I was talking to a physicist friend who was quite happy to hear about how much my son Neal loves science. I asked my friend about what was important to get across to a science-minded child, and he said, "Math. How far he succeeds in math will determine how far he can go in most areas of science."
He then went on to say that what's important isn't knowing the times tables extremely well, though that doesn't hurt, but knowing how to actually use all the numbers to solve real-world problems. It helps to see the beauty and the power of mathematics.
This lead me to devise a much more friendly approach, aimed at helping kids to be more likely to enjoy math, to appreciate what they can do with it, rather than to see it as endless lists of computations.
The computational side must be dealt with, of course, but for most children this can be made more enjoyable and more effective by using games.
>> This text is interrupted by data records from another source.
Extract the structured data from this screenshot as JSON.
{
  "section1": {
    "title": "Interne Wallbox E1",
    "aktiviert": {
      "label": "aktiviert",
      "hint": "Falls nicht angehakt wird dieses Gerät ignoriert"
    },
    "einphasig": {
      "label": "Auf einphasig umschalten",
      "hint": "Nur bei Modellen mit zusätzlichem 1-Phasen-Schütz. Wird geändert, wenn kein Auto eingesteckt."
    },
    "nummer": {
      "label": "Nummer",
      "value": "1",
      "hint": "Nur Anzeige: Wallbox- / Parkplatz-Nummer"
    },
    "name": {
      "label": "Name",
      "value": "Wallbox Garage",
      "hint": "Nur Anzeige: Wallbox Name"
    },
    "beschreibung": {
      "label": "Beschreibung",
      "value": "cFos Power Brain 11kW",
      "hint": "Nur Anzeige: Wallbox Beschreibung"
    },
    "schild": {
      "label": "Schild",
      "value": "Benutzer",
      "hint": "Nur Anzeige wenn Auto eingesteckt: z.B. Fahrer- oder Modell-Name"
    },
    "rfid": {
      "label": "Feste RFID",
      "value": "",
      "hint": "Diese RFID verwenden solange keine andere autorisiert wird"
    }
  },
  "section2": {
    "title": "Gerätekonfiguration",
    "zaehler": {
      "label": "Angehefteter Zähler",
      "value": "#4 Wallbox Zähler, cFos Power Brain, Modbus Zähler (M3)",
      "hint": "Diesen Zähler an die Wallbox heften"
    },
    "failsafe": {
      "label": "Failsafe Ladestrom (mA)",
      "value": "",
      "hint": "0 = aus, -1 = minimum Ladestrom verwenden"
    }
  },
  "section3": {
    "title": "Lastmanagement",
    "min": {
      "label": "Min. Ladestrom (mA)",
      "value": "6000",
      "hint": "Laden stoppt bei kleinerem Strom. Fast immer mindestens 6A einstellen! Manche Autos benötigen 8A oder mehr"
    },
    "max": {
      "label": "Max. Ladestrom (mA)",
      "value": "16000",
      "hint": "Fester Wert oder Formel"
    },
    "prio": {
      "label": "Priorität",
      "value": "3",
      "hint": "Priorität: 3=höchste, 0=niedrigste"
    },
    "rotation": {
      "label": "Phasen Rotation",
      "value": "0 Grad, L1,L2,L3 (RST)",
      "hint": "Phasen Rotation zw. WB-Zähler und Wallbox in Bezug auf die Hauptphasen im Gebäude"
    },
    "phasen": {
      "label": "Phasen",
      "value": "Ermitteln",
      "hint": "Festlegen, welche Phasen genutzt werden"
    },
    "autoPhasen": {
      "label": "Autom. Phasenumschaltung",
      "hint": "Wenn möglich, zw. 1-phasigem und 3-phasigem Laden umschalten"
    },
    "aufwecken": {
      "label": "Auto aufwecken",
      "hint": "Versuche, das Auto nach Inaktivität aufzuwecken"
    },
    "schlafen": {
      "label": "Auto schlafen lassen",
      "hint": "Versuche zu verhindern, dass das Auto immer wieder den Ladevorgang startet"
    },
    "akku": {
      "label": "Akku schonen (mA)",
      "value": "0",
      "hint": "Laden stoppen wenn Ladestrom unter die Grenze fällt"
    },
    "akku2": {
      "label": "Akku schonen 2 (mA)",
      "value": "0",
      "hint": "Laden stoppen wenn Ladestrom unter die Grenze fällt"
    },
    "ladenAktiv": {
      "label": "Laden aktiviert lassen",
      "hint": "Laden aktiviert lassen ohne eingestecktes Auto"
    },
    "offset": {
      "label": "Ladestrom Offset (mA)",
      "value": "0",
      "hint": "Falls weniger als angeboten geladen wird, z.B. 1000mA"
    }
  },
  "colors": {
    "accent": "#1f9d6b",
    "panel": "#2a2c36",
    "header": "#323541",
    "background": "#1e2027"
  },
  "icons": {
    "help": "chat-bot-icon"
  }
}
Children's minds tend to hold on to things that they've actually used much better than ones that they memorize for a test....and 'use' seems to include Math Blaster and multiplication war card games!
In practical terms, this means that we follow a regular mathematics curriculum with a few twists. Currently we're using Sra Math Explorations and Applications, which is an older series that is very highly-rated by mathematicians and scientists, as well as by my children. We love the emphasis on real-life problems and situations, and the use of games for drill. We do most of our work on memorizing the four basic operations using games, whether cards, computer or activities. (We do a few written pages here and there to document it all for our year-end portfolios as required by the State of Ohio.) We do much of the story-problem work out loud, with scratch paper available for computation. We supplement this all with extra thought problems from the Challenge Math series, and the Critical Thinking books from Prufrock Press.
Another fun source of mathematical enrichment and amusement is puzzle books, like Sudoku, kakuro, logic problems, and other mathematical puzzles. These can keep an older child occupied for hours. Highlights has a series called Mathmania, which is very good for younger (5-10 year old) kids.
Sometime around age 12 or beyond, Jacob's Mathematics: A Human Endeavor can be an excellent text or supplement to any curriculum. It introduces many of the great mental puzzles and challenges of more advanced math, but at a level that can be appreciated by most people. It brings out the beauty and fascination of math.